我为假死的丈夫守寡十年,他却和我的好妹妹在海外儿女双全。
地震时他冲进来用命护住我,咽气时手里还攥着妹妹的照片:
“若有来世,求你成全。”
再睁眼,我回到被迫嫁给他的那年。
当着所有人的面,我撕了婚书,走向角落里坐轮椅的傅家继承人。
“傅先生,我掐指一算,你命里缺我。”
看着他瞬间清明的双眼,我笑了。
这一世,我成全他们下地狱。
也成全我自己,滔天富贵。
“你说什么?”父亲以为自己听错了,手里的雪茄都忘了抽。
他难以置信地看着我,“你要替柔柔去和傅家联姻?”
毕竟,为了司行舟,我什么疯事都干得出来。
而继妹贺知柔有任何一点不如意,我都是第一个跳出来嘲讽她的人。
让我代替她嫁给一个植物人守活寡,简直是天方夜谭。
我平静地开口:“柔柔还小,联姻这种事,还是我这个做姐姐的来吧。
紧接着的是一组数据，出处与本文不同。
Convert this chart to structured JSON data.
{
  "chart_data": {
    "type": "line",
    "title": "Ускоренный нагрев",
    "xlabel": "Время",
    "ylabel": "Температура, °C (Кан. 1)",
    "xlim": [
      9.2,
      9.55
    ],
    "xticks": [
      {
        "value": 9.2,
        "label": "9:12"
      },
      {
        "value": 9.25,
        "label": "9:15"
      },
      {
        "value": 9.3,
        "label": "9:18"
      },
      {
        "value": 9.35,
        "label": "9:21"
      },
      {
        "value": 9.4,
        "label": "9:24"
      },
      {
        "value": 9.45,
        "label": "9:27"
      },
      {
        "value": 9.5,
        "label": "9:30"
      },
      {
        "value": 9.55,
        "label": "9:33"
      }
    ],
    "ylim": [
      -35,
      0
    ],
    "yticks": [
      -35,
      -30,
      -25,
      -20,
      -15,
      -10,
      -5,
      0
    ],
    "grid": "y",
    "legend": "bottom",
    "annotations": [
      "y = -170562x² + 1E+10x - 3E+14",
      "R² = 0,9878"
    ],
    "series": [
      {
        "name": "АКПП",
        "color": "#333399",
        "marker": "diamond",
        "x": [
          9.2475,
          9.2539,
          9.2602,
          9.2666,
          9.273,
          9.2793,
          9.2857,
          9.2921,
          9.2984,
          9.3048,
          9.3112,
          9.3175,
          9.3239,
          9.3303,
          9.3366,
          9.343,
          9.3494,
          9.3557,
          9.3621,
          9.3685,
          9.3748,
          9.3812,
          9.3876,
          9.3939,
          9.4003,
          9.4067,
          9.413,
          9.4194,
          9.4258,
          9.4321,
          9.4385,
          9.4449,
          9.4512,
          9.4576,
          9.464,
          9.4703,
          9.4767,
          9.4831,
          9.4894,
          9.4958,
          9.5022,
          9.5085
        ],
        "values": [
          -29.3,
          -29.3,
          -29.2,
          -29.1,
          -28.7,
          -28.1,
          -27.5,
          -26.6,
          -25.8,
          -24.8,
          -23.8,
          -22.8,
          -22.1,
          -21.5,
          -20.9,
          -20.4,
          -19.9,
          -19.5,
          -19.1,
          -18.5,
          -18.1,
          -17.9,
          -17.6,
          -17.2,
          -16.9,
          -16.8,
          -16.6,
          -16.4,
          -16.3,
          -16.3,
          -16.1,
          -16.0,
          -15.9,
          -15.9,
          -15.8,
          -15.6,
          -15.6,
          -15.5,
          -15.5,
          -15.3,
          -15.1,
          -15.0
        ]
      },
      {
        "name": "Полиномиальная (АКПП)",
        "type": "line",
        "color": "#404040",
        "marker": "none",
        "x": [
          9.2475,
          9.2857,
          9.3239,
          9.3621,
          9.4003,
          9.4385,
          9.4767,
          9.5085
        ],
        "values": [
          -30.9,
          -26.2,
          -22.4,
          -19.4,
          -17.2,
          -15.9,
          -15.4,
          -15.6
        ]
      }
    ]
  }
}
”
……
我一夜未眠。
窗外的雨下了多久,我就睁着眼看了多久。
前世,贺氏集团的资金链就是从这里开始断裂,最终一步步走向破产深渊。
而司行舟,也为了护我,死在了仇家手里。
这一世,只要贺氏集团不倒,他就不会死。
而我嫁给傅琛,就是保住贺氏集团的第一步。
傅家是京圈的首富,手眼通天,我们两家的婚约是在贺家尚未没落时早早就定下的。
只不过如今,傅家那位少爷成了瘫痪在床的植物人。
天刚蒙蒙亮,我简单梳洗,拉开房门。
一个身影突然窜出将我拽了出去,狠狠按在冰冷的墙壁上。
浓烈的酒气混合着雨夜的湿冷,扑面而来。
“贺知禾!”司行舟双眼通红,像一头被逼到绝路的困兽,“你为什么非要逼柔柔去死!”
我肩膀被他捏得生疼,骨头都快碎了。
“司行舟!你放手!”
他不仅没放,反而掐得更紧,像是要把我整个人按进墙里。